The institutional response to COVID in much of the West ushered our society quickly down that same path, largely in the name of safety and supposedly, not killing Grandma (Dr. Richard Urso recently said the quiet part out loud — it was all a lie.)
Western nations are also dabbling in measures similar to China’s surveillance state, from mass data collection to censorship disguised as content moderation — all brought to us under the guise of security and order. The result is a slow but steady erosion of the freedoms that make life worth living.
China’s authoritarian model, often touted as ruthlessly efficient, is proving anything but. When a society prioritizes control over empowerment, and exploitation over equity, it collapses under its own weight. The same dynamics are at play everywhere, and the West isn’t immune.
The chart being shared across Chinese social media isn’t just a psychoanalysis of China — it’s a mirror reflecting where we’re all headed if we don’t wake up.
Frighteningly, the chart offers a ‘Z-axis’ as one possible exit route from the matrix: "Xianzhong." This term references Zhang Xianzhong, a 17th-century rebel peasant infamous for his brutal massacres during the Ming dynasty.
In contemporary Chinese discourse, "Xianzhong" has become a byword for "revenge against society" attacks, where individuals, often disenfranchised men, resort to violence against innocents as an expression of their profound discontent. Think, for example, of the recent spate of stabbings and car ramming attacks reported in the international media.
To be clear, Collapse Life is reporting on the Z-axis option, not advocating for it. Still, the undercurrents of chaos and violence always seem to simmer underneath a society stretched to its max. It’s something we all must be aware of and should all come to terms with.
The fact that "Xianzhong" was an option in the China Digital Times article underscores the escalating severity of the social pressure cooker in China. When citizens perceive all conventional avenues — emigration, withdrawal, relentless striving, or passive acceptance — as untenable, some may tragically resort to violence as a form of protest or despair.
If even a system as tightly controlled as China’s is buckling under the pressure, what happens when looser, more fragile democracies face the same economic and social stresses?
Smart-minded elites have been noodling over this question for some time — look no further than the World Economic Forum poster boy, Yuval Noah Harari, who happily proclaims the human is ‘hack-able’ thanks to advanced technology.
Reflecting on Harari’s creepy prognosis, the most frightening prospect is not which of the Chinese options we’ll get to choose, but whether that choice may have already been made for us; thanks to such technologies as mRNA, we may have already been hacked.
Excellent powerful warning and article , showing how Tyranny fails eventually.
All the reasons described in the article and the loss of creativity leads to economic stagnation and nothing can hold back the tides of change…Sadly we will probably have to go through these stages , before the authoritarians are brought down.

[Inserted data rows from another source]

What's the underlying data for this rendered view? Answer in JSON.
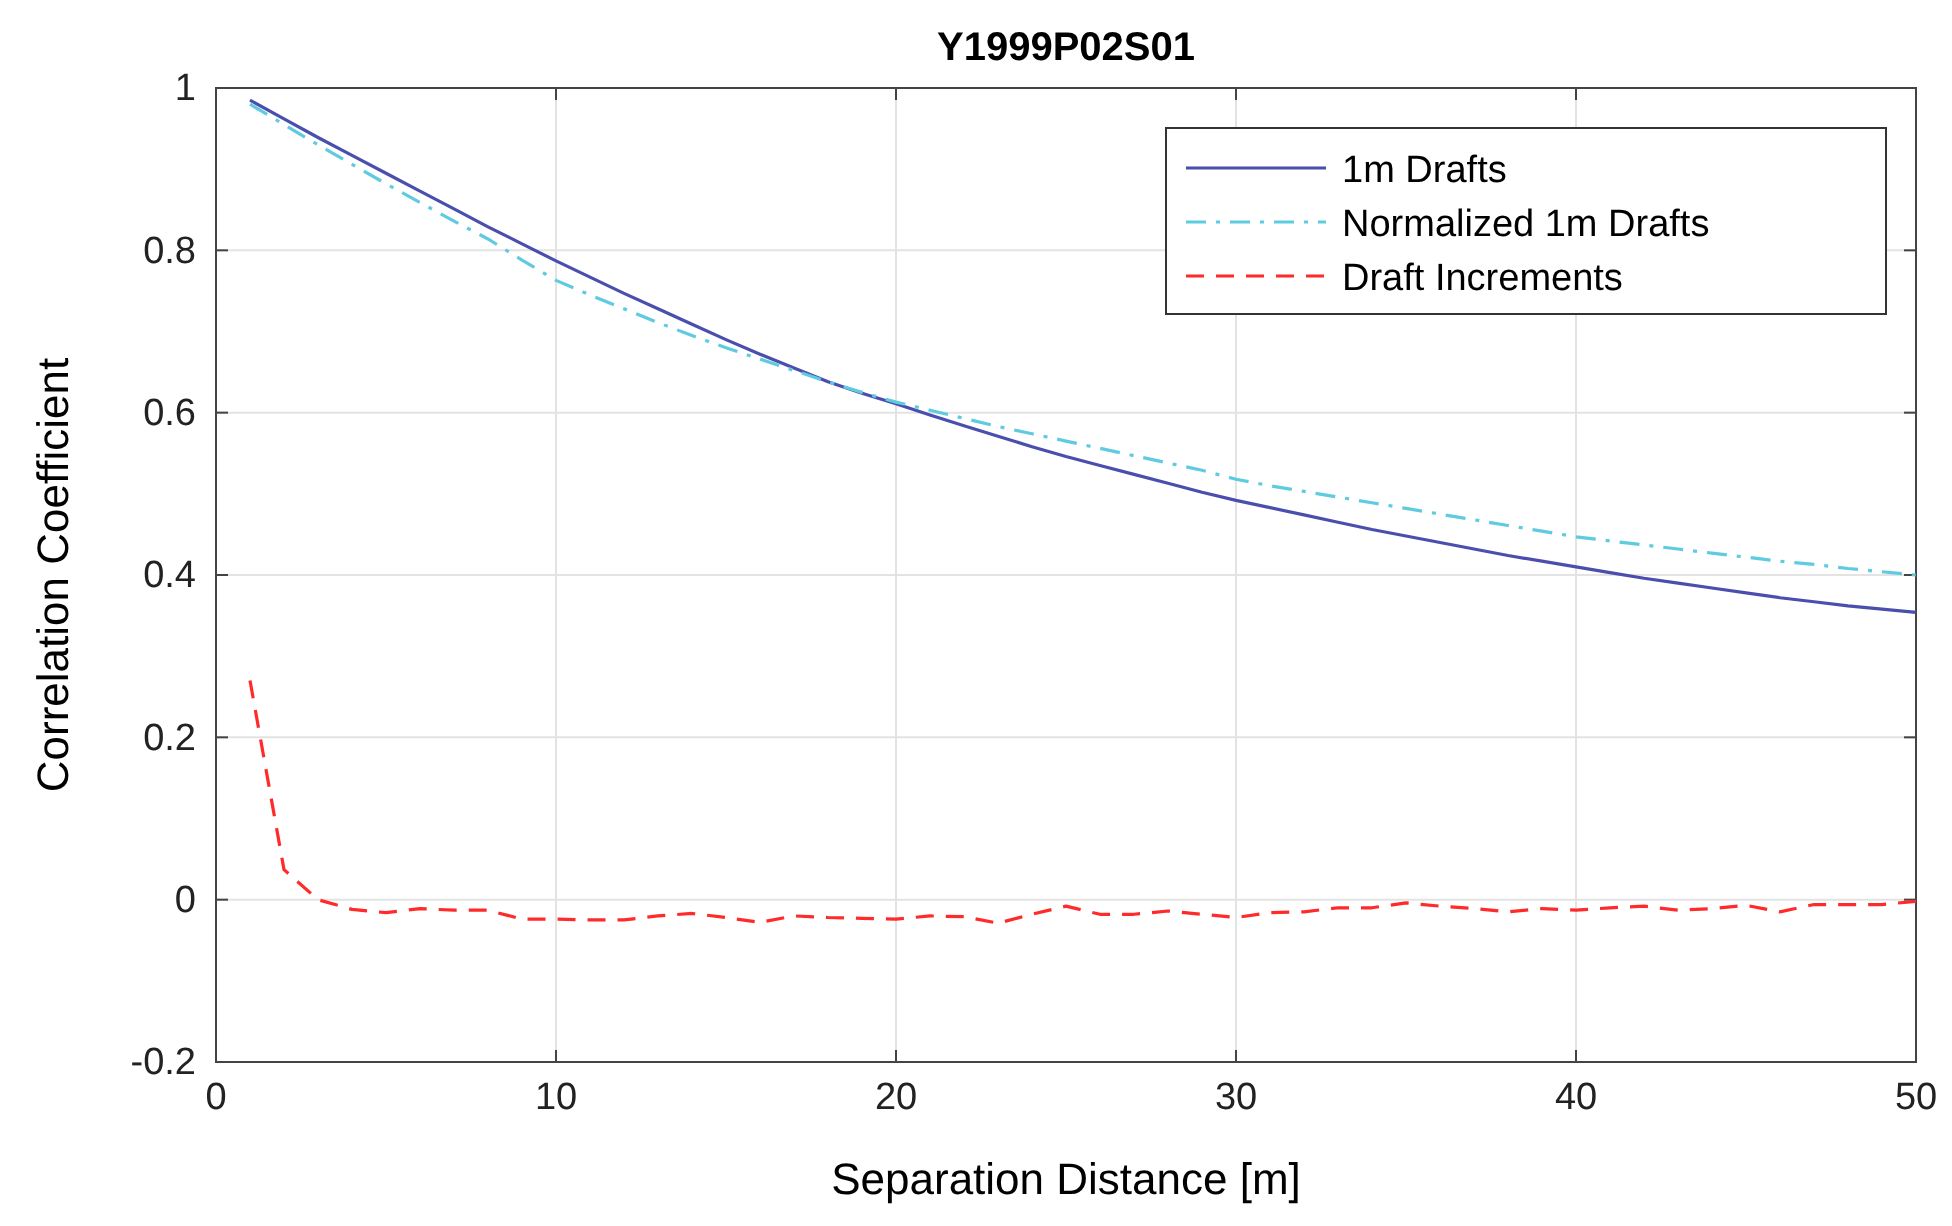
{
  "chart_data": {
    "type": "line",
    "title": "Y1999P02S01",
    "xlabel": "Separation Distance [m]",
    "ylabel": "Correlation Coefficient",
    "xlim": [
      0,
      50
    ],
    "xticks": [
      0,
      10,
      20,
      30,
      40,
      50
    ],
    "ylim": [
      -0.2,
      1
    ],
    "yticks": [
      -0.2,
      0,
      0.2,
      0.4,
      0.6,
      0.8,
      1
    ],
    "grid": true,
    "legend": "top right",
    "x": [
      1,
      2,
      3,
      4,
      5,
      6,
      7,
      8,
      9,
      10,
      11,
      12,
      13,
      14,
      15,
      16,
      17,
      18,
      19,
      20,
      21,
      22,
      23,
      24,
      25,
      26,
      27,
      28,
      29,
      30,
      31,
      32,
      33,
      34,
      35,
      36,
      37,
      38,
      39,
      40,
      41,
      42,
      43,
      44,
      45,
      46,
      47,
      48,
      49,
      50
    ],
    "series": [
      {
        "name": "1m Drafts",
        "color": "#4a4fae",
        "line_style": "solid",
        "values": [
          0.985,
          0.962,
          0.939,
          0.917,
          0.895,
          0.873,
          0.851,
          0.829,
          0.808,
          0.787,
          0.767,
          0.747,
          0.728,
          0.709,
          0.69,
          0.672,
          0.655,
          0.638,
          0.624,
          0.611,
          0.597,
          0.584,
          0.571,
          0.558,
          0.546,
          0.535,
          0.524,
          0.513,
          0.502,
          0.492,
          0.483,
          0.474,
          0.465,
          0.456,
          0.448,
          0.44,
          0.432,
          0.424,
          0.417,
          0.41,
          0.403,
          0.396,
          0.39,
          0.384,
          0.378,
          0.372,
          0.367,
          0.362,
          0.358,
          0.354
        ]
      },
      {
        "name": "Normalized 1m Drafts",
        "color": "#5fcbe0",
        "line_style": "dashdot",
        "values": [
          0.98,
          0.955,
          0.93,
          0.906,
          0.882,
          0.859,
          0.836,
          0.814,
          0.788,
          0.763,
          0.745,
          0.728,
          0.711,
          0.695,
          0.68,
          0.666,
          0.652,
          0.638,
          0.625,
          0.613,
          0.603,
          0.593,
          0.583,
          0.574,
          0.565,
          0.556,
          0.547,
          0.538,
          0.529,
          0.518,
          0.51,
          0.503,
          0.496,
          0.489,
          0.482,
          0.475,
          0.468,
          0.461,
          0.454,
          0.447,
          0.442,
          0.437,
          0.432,
          0.427,
          0.422,
          0.417,
          0.413,
          0.408,
          0.404,
          0.4
        ]
      },
      {
        "name": "Draft Increments",
        "color": "#ff2a2a",
        "line_style": "dashed",
        "values": [
          0.27,
          0.037,
          0.0,
          -0.012,
          -0.016,
          -0.011,
          -0.013,
          -0.013,
          -0.024,
          -0.024,
          -0.025,
          -0.025,
          -0.02,
          -0.017,
          -0.022,
          -0.028,
          -0.02,
          -0.022,
          -0.023,
          -0.024,
          -0.02,
          -0.021,
          -0.029,
          -0.018,
          -0.008,
          -0.018,
          -0.018,
          -0.014,
          -0.018,
          -0.022,
          -0.016,
          -0.015,
          -0.01,
          -0.01,
          -0.004,
          -0.008,
          -0.011,
          -0.015,
          -0.011,
          -0.013,
          -0.01,
          -0.008,
          -0.013,
          -0.011,
          -0.007,
          -0.015,
          -0.006,
          -0.006,
          -0.006,
          -0.002
        ]
      }
    ]
  }
}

The human spirit won't thrive under oppression, as we are seeing in China. It's happening here with disillusioned young people too. What it really comes down to is; when compliance with unnatural and destructive policy is coerced or forced, life becomes not just miserable but eventually people lose their purpose, energy and hope for the future. I think "lie flat" and "let it rot" are a mental or emotional defense springing from trauma, exhaustion and hopelessness. At one time I felt like that myself so I can empathize with the feeling. You have to have something to look forward to or the mind and body deteriorates. Communism won't address this issue, but our "democracy" needs to recognize this basic truth.